A person of ordinary intelligence would have looked at the dollar figure - rendered and bold font for emphasis - and thought he was being sued for $5,000.00, rather than for $14,435.99, almost three times as much, and more than three times the amount stated in the petition, including the attorney’s fee award. 

The average co-signing parent or step-parent, now on the receiving end of a lawsuit, may have missed the dollar figure for the attorney's fees because it was not shown in bold digits; but if he read the petition carefully, it would have been reasonable for him to conclude that he was being sued for $1,000.00 in fees, rather than twice that. 

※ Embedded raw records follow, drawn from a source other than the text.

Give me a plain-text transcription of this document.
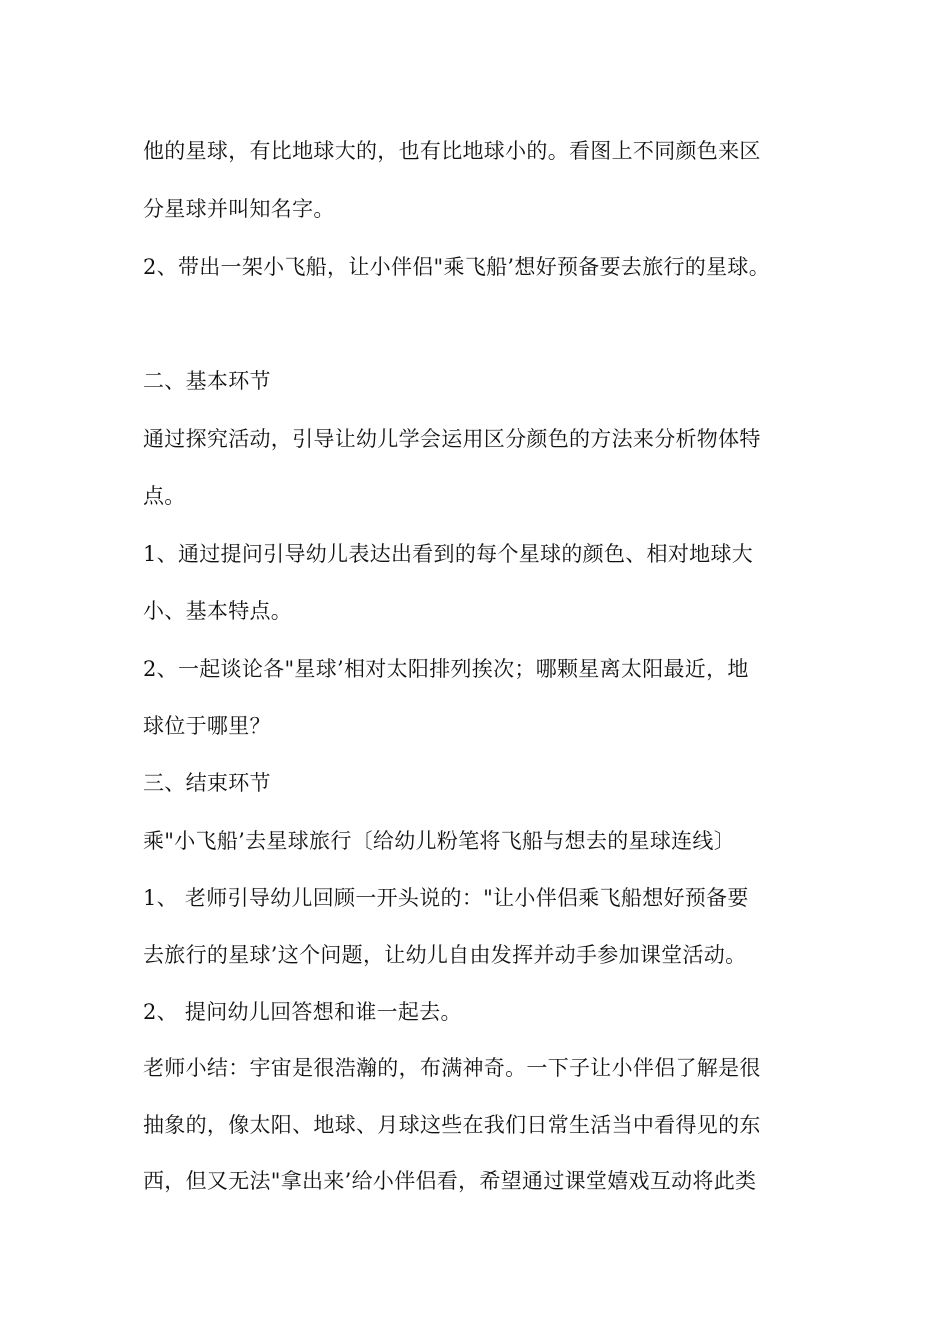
他的星球，有比地球大的，也有比地球小的。看图上不同颜色来区
分星球并叫知名字。
2、带出一架小飞船，让小伴侣"乘飞船’想好预备要去旅行的星球。
二、基本环节
通过探究活动，引导让幼儿学会运用区分颜色的方法来分析物体特
点。
1、通过提问引导幼儿表达出看到的每个星球的颜色、相对地球大
小、基本特点。
2、一起谈论各"星球’相对太阳排列挨次；哪颗星离太阳最近，地
球位于哪里？
三、结束环节
乘"小飞船’去星球旅行〔给幼儿粉笔将飞船与想去的星球连线〕
1、 老师引导幼儿回顾一开头说的："让小伴侣乘飞船想好预备要
去旅行的星球’这个问题，让幼儿自由发挥并动手参加课堂活动。
2、 提问幼儿回答想和谁一起去。
老师小结：宇宙是很浩瀚的，布满神奇。一下子让小伴侣了解是很
抽象的，像太阳、地球、月球这些在我们日常生活当中看得见的东
西，但又无法"拿出来’给小伴侣看，希望通过课堂嬉戏互动将此类
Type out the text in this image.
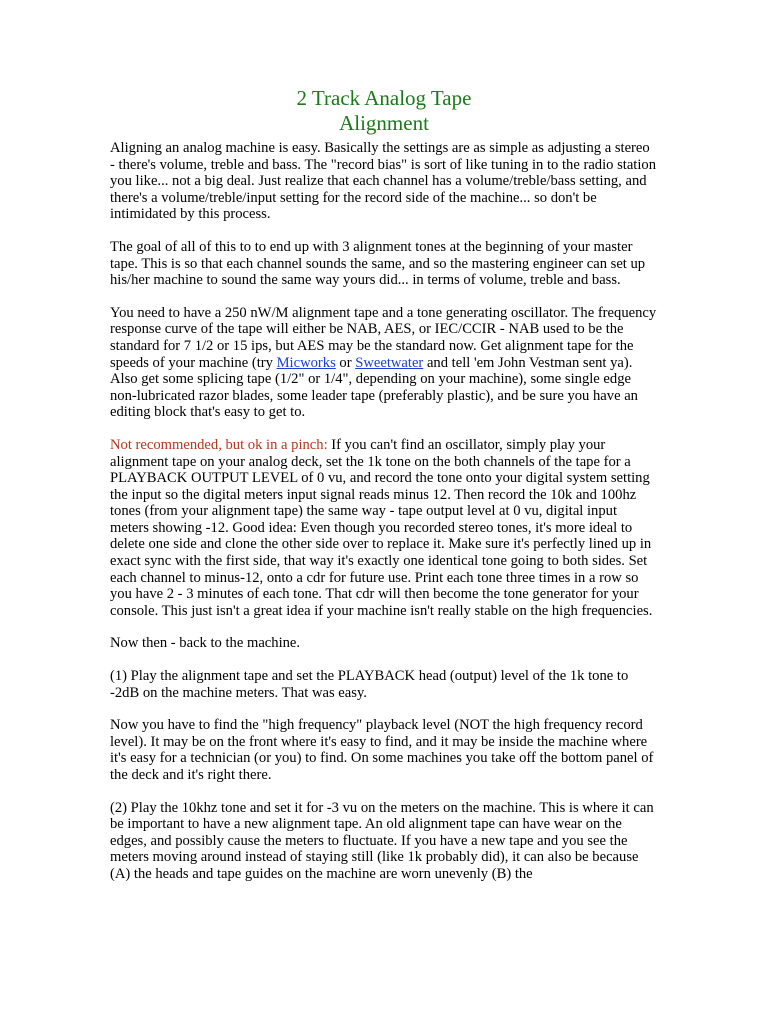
2 Track Analog Tape
Alignment

Aligning an analog machine is easy. Basically the settings are as simple as adjusting a stereo - there's volume, treble and bass. The "record bias" is sort of like tuning in to the radio station you like... not a big deal. Just realize that each channel has a volume/treble/bass setting, and there's a volume/treble/input setting for the record side of the machine... so don't be intimidated by this process.

The goal of all of this to to end up with 3 alignment tones at the beginning of your master tape. This is so that each channel sounds the same, and so the mastering engineer can set up his/her machine to sound the same way yours did... in terms of volume, treble and bass.

You need to have a 250 nW/M alignment tape and a tone generating oscillator. The frequency response curve of the tape will either be NAB, AES, or IEC/CCIR - NAB used to be the standard for 7 1/2 or 15 ips, but AES may be the standard now. Get alignment tape for the speeds of your machine (try Micworks or Sweetwater and tell 'em John Vestman sent ya). Also get some splicing tape (1/2" or 1/4", depending on your machine), some single edge non-lubricated razor blades, some leader tape (preferably plastic), and be sure you have an editing block that's easy to get to.

Not recommended, but ok in a pinch: If you can't find an oscillator, simply play your alignment tape on your analog deck, set the 1k tone on the both channels of the tape for a PLAYBACK OUTPUT LEVEL of 0 vu, and record the tone onto your digital system setting the input so the digital meters input signal reads minus 12. Then record the 10k and 100hz tones (from your alignment tape) the same way - tape output level at 0 vu, digital input meters showing -12. Good idea: Even though you recorded stereo tones, it's more ideal to delete one side and clone the other side over to replace it. Make sure it's perfectly lined up in exact sync with the first side, that way it's exactly one identical tone going to both sides. Set each channel to minus-12, onto a cdr for future use. Print each tone three times in a row so you have 2 - 3 minutes of each tone. That cdr will then become the tone generator for your console. This just isn't a great idea if your machine isn't really stable on the high frequencies.

Now then - back to the machine.

(1) Play the alignment tape and set the PLAYBACK head (output) level of the 1k tone to -2dB on the machine meters. That was easy.

Now you have to find the "high frequency" playback level (NOT the high frequency record level). It may be on the front where it's easy to find, and it may be inside the machine where it's easy for a technician (or you) to find. On some machines you take off the bottom panel of the deck and it's right there.

(2) Play the 10khz tone and set it for -3 vu on the meters on the machine. This is where it can be important to have a new alignment tape. An old alignment tape can have wear on the edges, and possibly cause the meters to fluctuate. If you have a new tape and you see the meters moving around instead of staying still (like 1k probably did), it can also be because (A) the heads and tape guides on the machine are worn unevenly (B) the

And he might have thought that if was best just to let the AG have his way, rather than put up a fight. After all, he was just being sued for $6,000.00 and interest. 

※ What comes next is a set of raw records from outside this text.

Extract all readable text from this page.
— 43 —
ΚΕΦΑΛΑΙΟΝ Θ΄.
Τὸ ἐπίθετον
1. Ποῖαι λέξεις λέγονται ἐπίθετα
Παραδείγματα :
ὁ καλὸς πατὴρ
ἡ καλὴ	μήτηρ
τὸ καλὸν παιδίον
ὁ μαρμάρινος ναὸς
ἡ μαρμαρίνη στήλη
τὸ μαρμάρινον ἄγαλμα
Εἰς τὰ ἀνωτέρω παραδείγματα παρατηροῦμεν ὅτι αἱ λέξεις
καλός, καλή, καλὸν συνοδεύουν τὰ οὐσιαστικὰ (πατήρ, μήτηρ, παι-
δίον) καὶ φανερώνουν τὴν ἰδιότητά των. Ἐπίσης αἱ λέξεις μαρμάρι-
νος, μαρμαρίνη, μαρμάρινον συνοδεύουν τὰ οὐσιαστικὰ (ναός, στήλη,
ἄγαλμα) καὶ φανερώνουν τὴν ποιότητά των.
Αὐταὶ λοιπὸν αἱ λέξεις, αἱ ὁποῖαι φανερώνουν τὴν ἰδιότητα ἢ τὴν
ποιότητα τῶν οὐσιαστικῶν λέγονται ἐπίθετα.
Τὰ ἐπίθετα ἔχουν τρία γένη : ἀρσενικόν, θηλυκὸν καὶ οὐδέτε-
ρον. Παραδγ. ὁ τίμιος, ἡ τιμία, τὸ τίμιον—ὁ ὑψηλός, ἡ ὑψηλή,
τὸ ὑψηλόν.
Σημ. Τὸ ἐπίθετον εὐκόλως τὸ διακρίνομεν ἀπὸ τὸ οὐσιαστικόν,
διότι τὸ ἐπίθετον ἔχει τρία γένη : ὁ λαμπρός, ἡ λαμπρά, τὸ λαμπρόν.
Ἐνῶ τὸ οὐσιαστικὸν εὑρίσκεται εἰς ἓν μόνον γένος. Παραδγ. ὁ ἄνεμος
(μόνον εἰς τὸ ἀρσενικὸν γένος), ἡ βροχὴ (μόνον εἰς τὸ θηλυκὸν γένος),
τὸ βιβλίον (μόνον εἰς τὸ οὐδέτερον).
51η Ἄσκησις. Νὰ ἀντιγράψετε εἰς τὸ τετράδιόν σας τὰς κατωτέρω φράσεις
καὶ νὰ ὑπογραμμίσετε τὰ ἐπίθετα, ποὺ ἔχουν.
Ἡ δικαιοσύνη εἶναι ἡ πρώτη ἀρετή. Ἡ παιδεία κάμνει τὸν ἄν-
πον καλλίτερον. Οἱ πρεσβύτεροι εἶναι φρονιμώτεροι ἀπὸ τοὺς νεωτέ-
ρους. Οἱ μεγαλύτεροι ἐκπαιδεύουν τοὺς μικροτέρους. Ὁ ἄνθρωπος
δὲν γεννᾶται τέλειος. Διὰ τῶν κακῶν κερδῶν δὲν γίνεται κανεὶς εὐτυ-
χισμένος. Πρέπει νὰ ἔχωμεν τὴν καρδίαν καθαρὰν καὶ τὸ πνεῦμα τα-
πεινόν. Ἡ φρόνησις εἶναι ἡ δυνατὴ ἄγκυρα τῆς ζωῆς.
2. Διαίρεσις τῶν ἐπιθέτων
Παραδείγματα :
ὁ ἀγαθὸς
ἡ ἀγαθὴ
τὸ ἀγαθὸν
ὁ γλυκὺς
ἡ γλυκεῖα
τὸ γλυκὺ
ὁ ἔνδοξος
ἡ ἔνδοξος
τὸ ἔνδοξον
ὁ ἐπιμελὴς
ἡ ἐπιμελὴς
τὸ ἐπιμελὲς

Or so he would have thought. -- Wrongly. 
"The Court [...] finds that Defendant is indebted to Plaintiff for the principal sum of $ 5,000.00, interest in the amount of $9,435.99, late charges in the amount of $0.00 for a total sum of $14,435.99 plus 9.00% interest thereon per annum from the date of this judgment until paid.” 
“The Court further finds that Plaintiff is entitled to reasonable attorney's fees in the amount of $2,000.00." 
The Attorney General also has a perfect defense for having doubled up on the attorney's fees, which are grossly overstated given that the assistant attorney general assigned to the case did little more than sign a few papers generated from e-templates on his office’s computer system.

But a judge has signed off on the default judgment he submitted and thereby declared the fees to be reasonable. $2,000.00 made in minutes. Profitable indeed. Case closed as of April 13, 2017, date of the judgment.

Gavel or no gavel. Res judicata.

The Travis County Clerk gives student loan suit defendants notice that a judgment was entered for the State, but a copy of the judgment is not attached to the mailing, so the recipient doesn’t even know that he is on the hook for much more than the amount he thought he was being sued for. As much as three times as much, as seen in Case No. C-1-CV-17-000942.

After thirty days, it’s too late to file a motion to set aside the default judgment.